Nick Kyrgios just wants to speak his truth, man. He does, after all, have his own podcast to go along with his blue tick on X, where he is not afraid to add a hot take or two to the big topics. It’s hardly a new development.

Among his fellow professionals on the tour, the divisive and disruptive Australian has always possessed one of the louder voices in the room. Kyrgios may have been sidelined by injury for the past 18 months – and is now a fresh doubt for the upcoming Australian Open after pulling out of an exhibition match yesterday due to an abdominal strain – but his opinions, including his forthright view that the Pyramids were not built by humans , have not diminished, nor has his capacity to spout them.
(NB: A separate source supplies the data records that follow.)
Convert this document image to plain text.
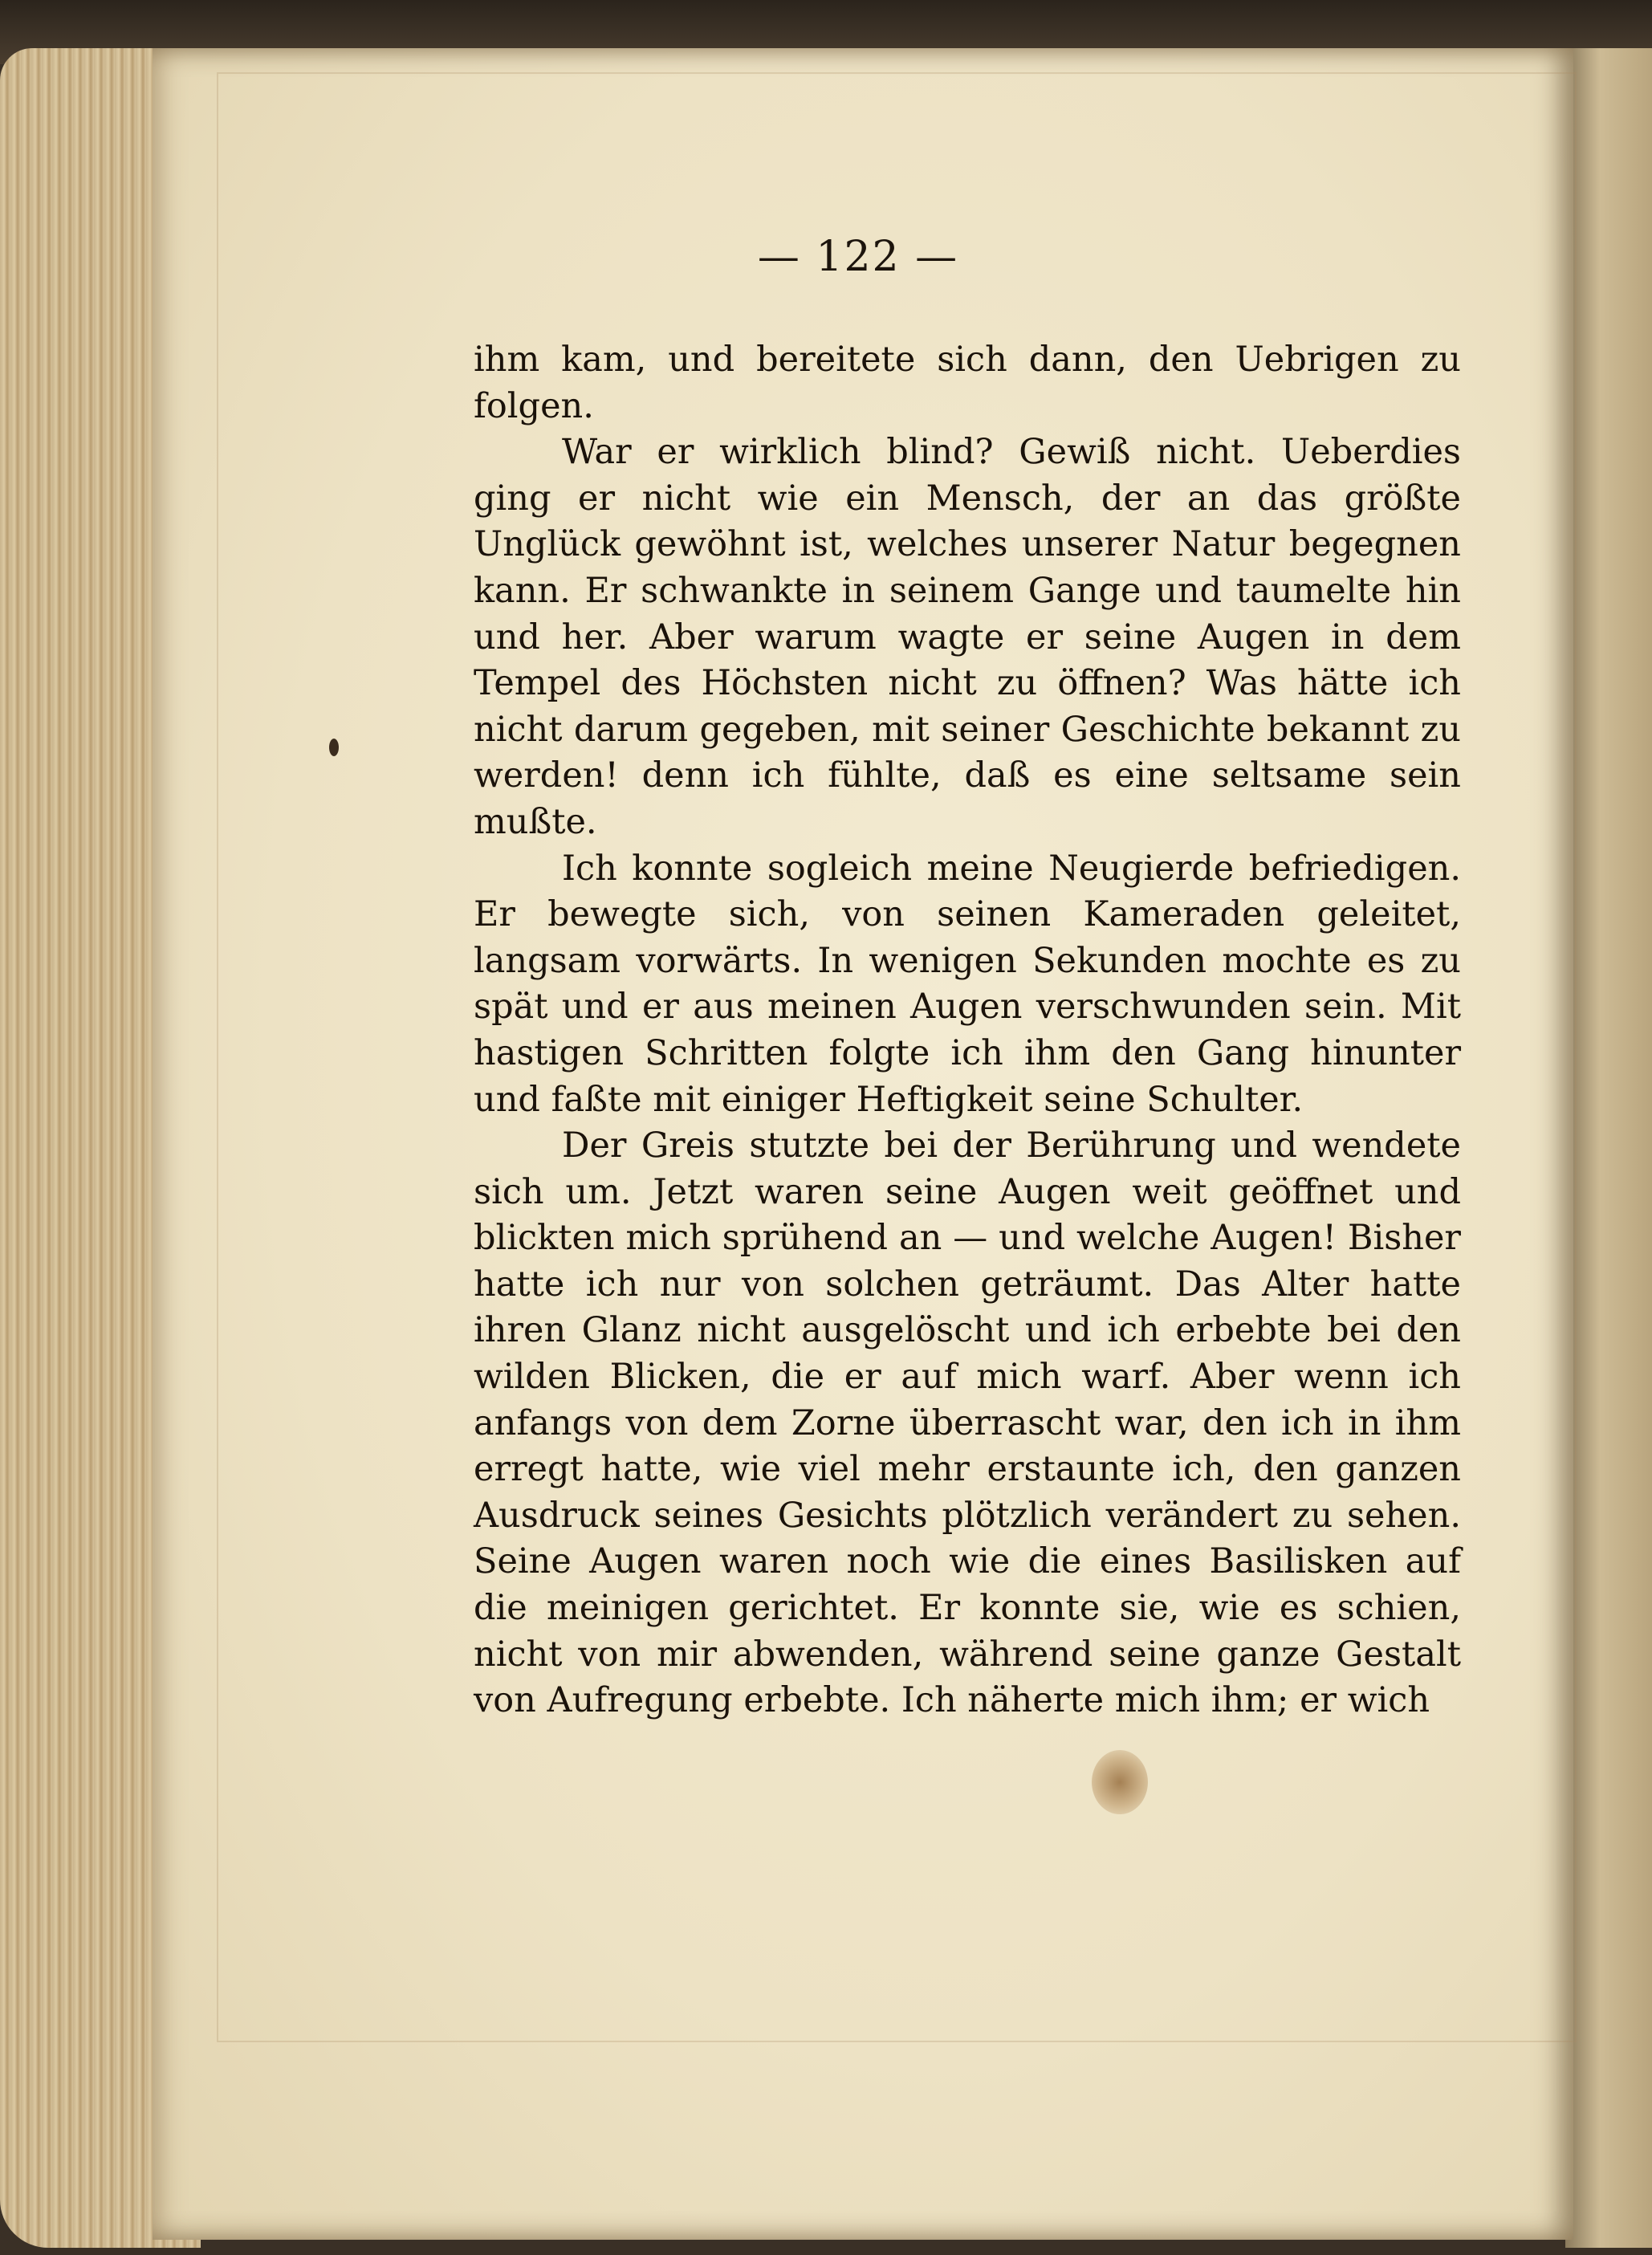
— 122 —

ihm kam, und bereitete sich dann, den Uebrigen zu folgen.

War er wirklich blind? Gewiß nicht. Ueberdies ging er nicht wie ein Mensch, der an das größte Unglück gewöhnt ist, welches unserer Natur begegnen kann. Er schwankte in seinem Gange und taumelte hin und her. Aber warum wagte er seine Augen in dem Tempel des Höchsten nicht zu öffnen? Was hätte ich nicht darum gegeben, mit seiner Geschichte bekannt zu werden! denn ich fühlte, daß es eine seltsame sein mußte.

Ich konnte sogleich meine Neugierde befriedigen. Er bewegte sich, von seinen Kameraden geleitet, langsam vorwärts. In wenigen Sekunden mochte es zu spät und er aus meinen Augen verschwunden sein. Mit hastigen Schritten folgte ich ihm den Gang hinunter und faßte mit einiger Heftigkeit seine Schulter.

Der Greis stutzte bei der Berührung und wendete sich um. Jetzt waren seine Augen weit geöffnet und blickten mich sprühend an — und welche Augen! Bisher hatte ich nur von solchen geträumt. Das Alter hatte ihren Glanz nicht ausgelöscht und ich erbebte bei den wilden Blicken, die er auf mich warf. Aber wenn ich anfangs von dem Zorne überrascht war, den ich in ihm erregt hatte, wie viel mehr erstaunte ich, den ganzen Ausdruck seines Gesichts plötzlich verändert zu sehen. Seine Augen waren noch wie die eines Basilisken auf die meinigen gerichtet. Er konnte sie, wie es schien, nicht von mir abwenden, während seine ganze Gestalt von Aufregung erbebte. Ich näherte mich ihm; er wich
Instead, he has been magnified, holding a megaphone towards his newfound calling of righteousness.

The self-proclaimed “troublemaker” of tennis has rebranded as its moral protector. Or, rather, Kyrgios has found a target, and there is no bigger target than those at the top. In a year where both the men’s and women’s world number ones, Jannik Sinner and Iga Swiatek, tested positive for banned substances but were found to bear no significant fault, Kyrgios has been unrelenting in his criticism.

Plenty of current and former players have been critical of the process that allowed both Sinner and Swiatek’s cases to be kept confidential until the outcomes were determined and have questioned a supposed “two-tier” approach to doping violations. Yet no playe.